“Key Competencies are the beating heart of education” (Guy Claxton)
And they are the very essence of Discovery Time.
Selecting an appropriate key competency focus and introducing to your class is important. Some key ideas from our Discovery Time book might get you started.
Selecting a Key competency focus
Think about the things you have observed in your class.
Do your students need more opportunities to:
- share and take turns?
- solve problems?
- handle conflicts?
- persevere with a task and take it to completion?
- accept responsibility?
- look after and conserve the resources available to them?
- show initiative and think for themselves
- help each other and work co-operatively
- be creative and think outside the square?
- take risks, try out ideas, extend a concept?
- use information technology effectively and competently?
- fully express and develop the talents that they have?
Which aspects of the key competencies do your students need to develop?
This is a time to make these goals explicit and incorporate them into the learning experiences.

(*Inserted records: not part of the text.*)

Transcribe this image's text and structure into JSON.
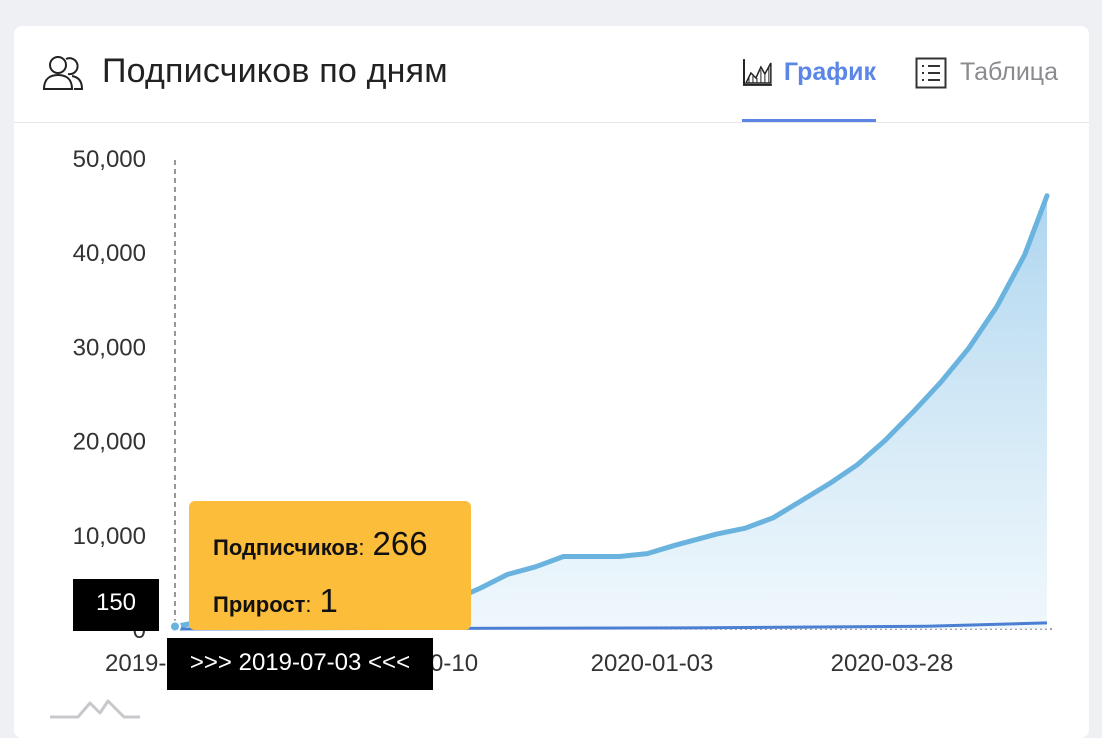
{
  "header": {
    "title": "Подписчиков по дням",
    "tabs": [
      {
        "label": "График",
        "active": true,
        "icon": "area-chart-icon"
      },
      {
        "label": "Таблица",
        "active": false,
        "icon": "list-icon"
      }
    ]
  },
  "colors": {
    "accent": "#5b86e5",
    "line": "#6ab3de",
    "area": "#b9dcf0",
    "growth_line": "#4a7fd1",
    "tooltip_bg": "#fcbd3a",
    "crosshair_label_bg": "#000000"
  },
  "tooltip": {
    "subscribers_label": "Подписчиков",
    "subscribers_value": "266",
    "growth_label": "Прирост",
    "growth_value": "1"
  },
  "crosshair": {
    "y_label": "150",
    "x_label": ">>> 2019-07-03 <<<"
  },
  "chart_data": {
    "type": "area",
    "title": "Подписчиков по дням",
    "xlabel": "",
    "ylabel": "",
    "ylim": [
      0,
      50000
    ],
    "y_ticks": [
      "0",
      "10,000",
      "20,000",
      "30,000",
      "40,000",
      "50,000"
    ],
    "x_ticks": [
      "2019-",
      "0-10",
      "2020-01-03",
      "2020-03-28"
    ],
    "grid": false,
    "legend": "none",
    "series": [
      {
        "name": "Подписчиков",
        "x": [
          "2019-07-03",
          "2019-07-13",
          "2019-07-23",
          "2019-08-02",
          "2019-08-12",
          "2019-08-22",
          "2019-09-01",
          "2019-09-11",
          "2019-09-21",
          "2019-10-01",
          "2019-10-10",
          "2019-10-20",
          "2019-10-30",
          "2019-11-09",
          "2019-11-19",
          "2019-11-29",
          "2019-12-09",
          "2019-12-19",
          "2019-12-29",
          "2020-01-03",
          "2020-01-13",
          "2020-01-23",
          "2020-02-02",
          "2020-02-12",
          "2020-02-22",
          "2020-03-03",
          "2020-03-13",
          "2020-03-23",
          "2020-03-28",
          "2020-04-02",
          "2020-04-12",
          "2020-04-22",
          "2020-05-02",
          "2020-05-10"
        ],
        "values": [
          266,
          800,
          1300,
          1600,
          1600,
          1700,
          1800,
          1900,
          2100,
          2700,
          3000,
          4300,
          5800,
          6600,
          7700,
          7700,
          7700,
          8000,
          8900,
          9300,
          10100,
          10700,
          11800,
          13600,
          15400,
          17400,
          20000,
          23000,
          24600,
          26200,
          29800,
          34200,
          39700,
          46000
        ]
      },
      {
        "name": "Прирост",
        "x": [
          "2019-07-03",
          "2019-10-10",
          "2020-01-03",
          "2020-03-28",
          "2020-05-10"
        ],
        "values": [
          1,
          60,
          120,
          300,
          650
        ]
      }
    ]
  }
}
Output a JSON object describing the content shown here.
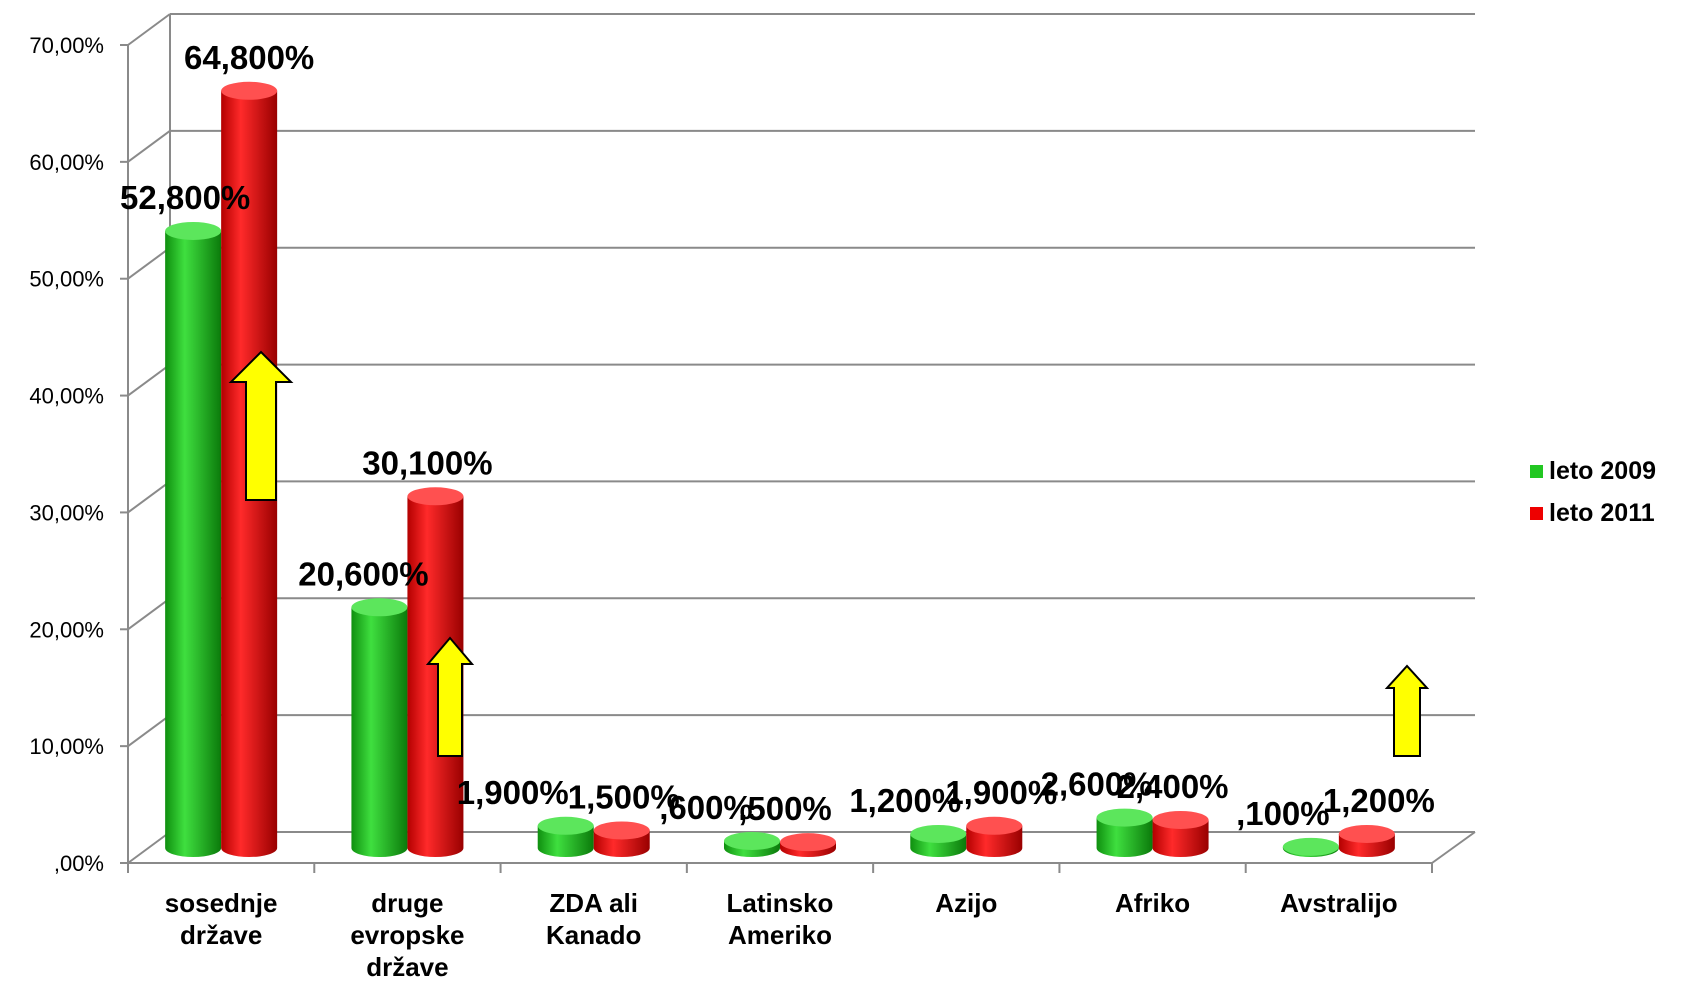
{
  "chart_data": {
    "type": "bar",
    "categories": [
      [
        "sosednje",
        "države"
      ],
      [
        "druge",
        "evropske",
        "države"
      ],
      [
        "ZDA ali",
        "Kanado"
      ],
      [
        "Latinsko",
        "Ameriko"
      ],
      [
        "Azijo"
      ],
      [
        "Afriko"
      ],
      [
        "Avstralijo"
      ]
    ],
    "series": [
      {
        "name": "leto 2009",
        "color": "#1fbf1f",
        "values": [
          52.8,
          20.6,
          1.9,
          0.6,
          1.2,
          2.6,
          0.1
        ],
        "labels": [
          "52,800%",
          "20,600%",
          "1,900%",
          ",600%",
          "1,200%",
          "2,600%",
          ",100%"
        ]
      },
      {
        "name": "leto 2011",
        "color": "#e60000",
        "values": [
          64.8,
          30.1,
          1.5,
          0.5,
          1.9,
          2.4,
          1.2
        ],
        "labels": [
          "64,800%",
          "30,100%",
          "1,500%",
          ",500%",
          "1,900%",
          "2,400%",
          "1,200%"
        ]
      }
    ],
    "ylim": [
      0,
      70
    ],
    "yticks": [
      ",00%",
      "10,00%",
      "20,00%",
      "30,00%",
      "40,00%",
      "50,00%",
      "60,00%",
      "70,00%"
    ],
    "grid": true,
    "legend": "right",
    "annotations": [
      "up-arrow",
      "up-arrow",
      "up-arrow"
    ]
  }
}
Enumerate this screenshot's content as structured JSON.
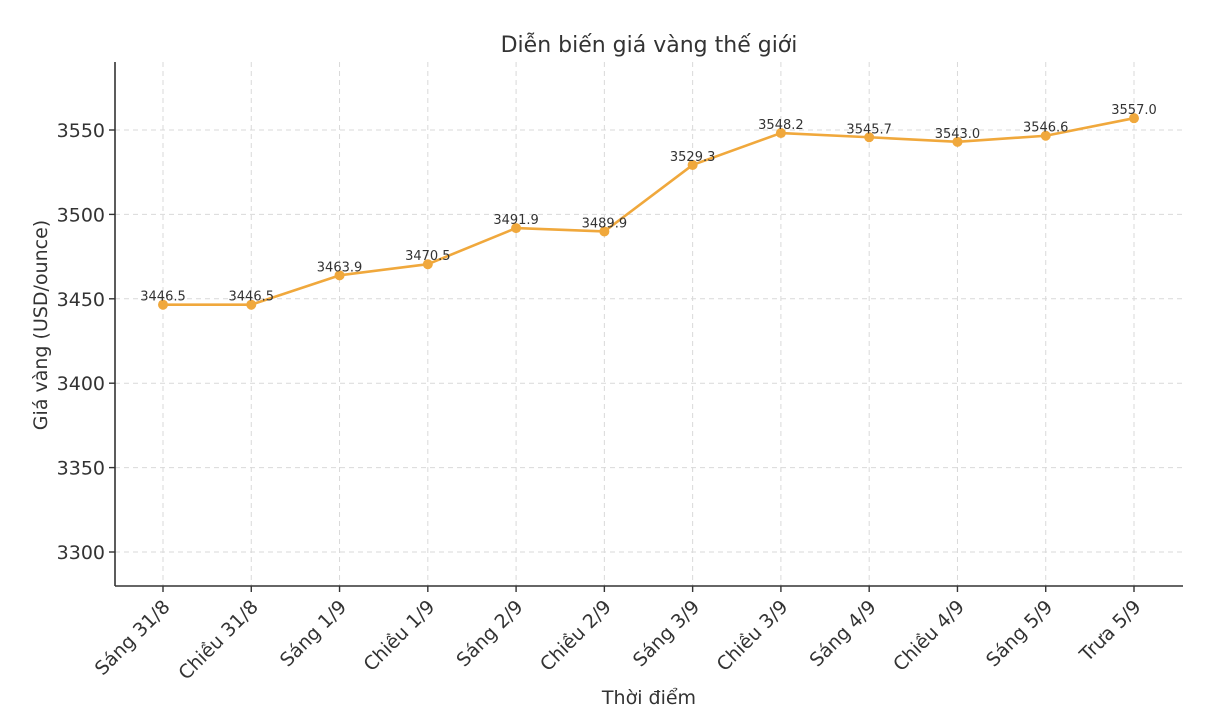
{
  "chart_data": {
    "type": "line",
    "title": "Diễn biến giá vàng thế giới",
    "xlabel": "Thời điểm",
    "ylabel": "Giá vàng (USD/ounce)",
    "categories": [
      "Sáng 31/8",
      "Chiều 31/8",
      "Sáng 1/9",
      "Chiều 1/9",
      "Sáng 2/9",
      "Chiều 2/9",
      "Sáng 3/9",
      "Chiều 3/9",
      "Sáng 4/9",
      "Chiều 4/9",
      "Sáng 5/9",
      "Trưa 5/9"
    ],
    "series": [
      {
        "values": [
          3446.5,
          3446.5,
          3463.9,
          3470.5,
          3491.9,
          3489.9,
          3529.3,
          3548.2,
          3545.7,
          3543.0,
          3546.6,
          3557.0
        ],
        "labels": [
          "3446.5",
          "3446.5",
          "3463.9",
          "3470.5",
          "3491.9",
          "3489.9",
          "3529.3",
          "3548.2",
          "3545.7",
          "3543.0",
          "3546.6",
          "3557.0"
        ],
        "color": "#f0a83c"
      }
    ],
    "yticks": [
      "3300",
      "3350",
      "3400",
      "3450",
      "3500",
      "3550"
    ],
    "ylim": [
      3280,
      3590
    ],
    "grid": true,
    "legend": "none"
  }
}
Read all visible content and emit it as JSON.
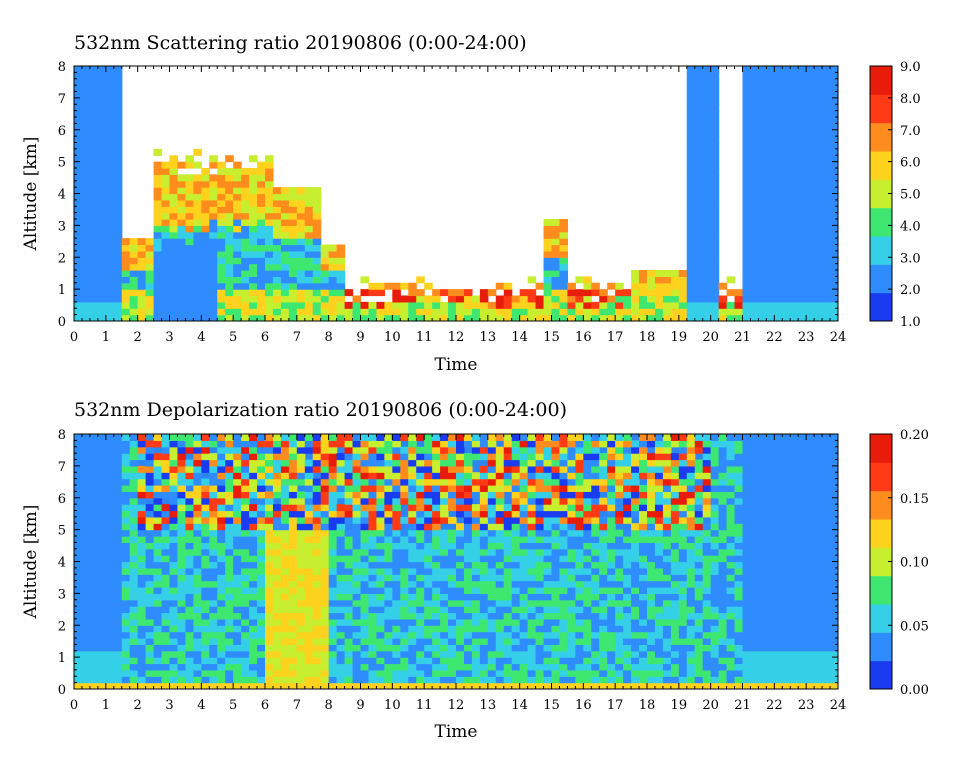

Introducing the session to the students
The learning intention for the session needs to be made clear to the students and introduced in a meaningful way.
The teacher might:
- refer to prior experience
- pose a challenge
- present an image or artefact
- read a relevant story
At the end of the introduction the students will:
- Know the focus of the session and why it has been selected
- be able to talk about the focus, using appropriate language (both during the session and in the reflection time)
- know what success might look like and sound like
As the students become familiar with the concept of Discovery Time they should become increasingly involved in determining the focus for each session.
Every Discovery Time session must have:
- a key competency focus
- a time for reflection at the end of the session.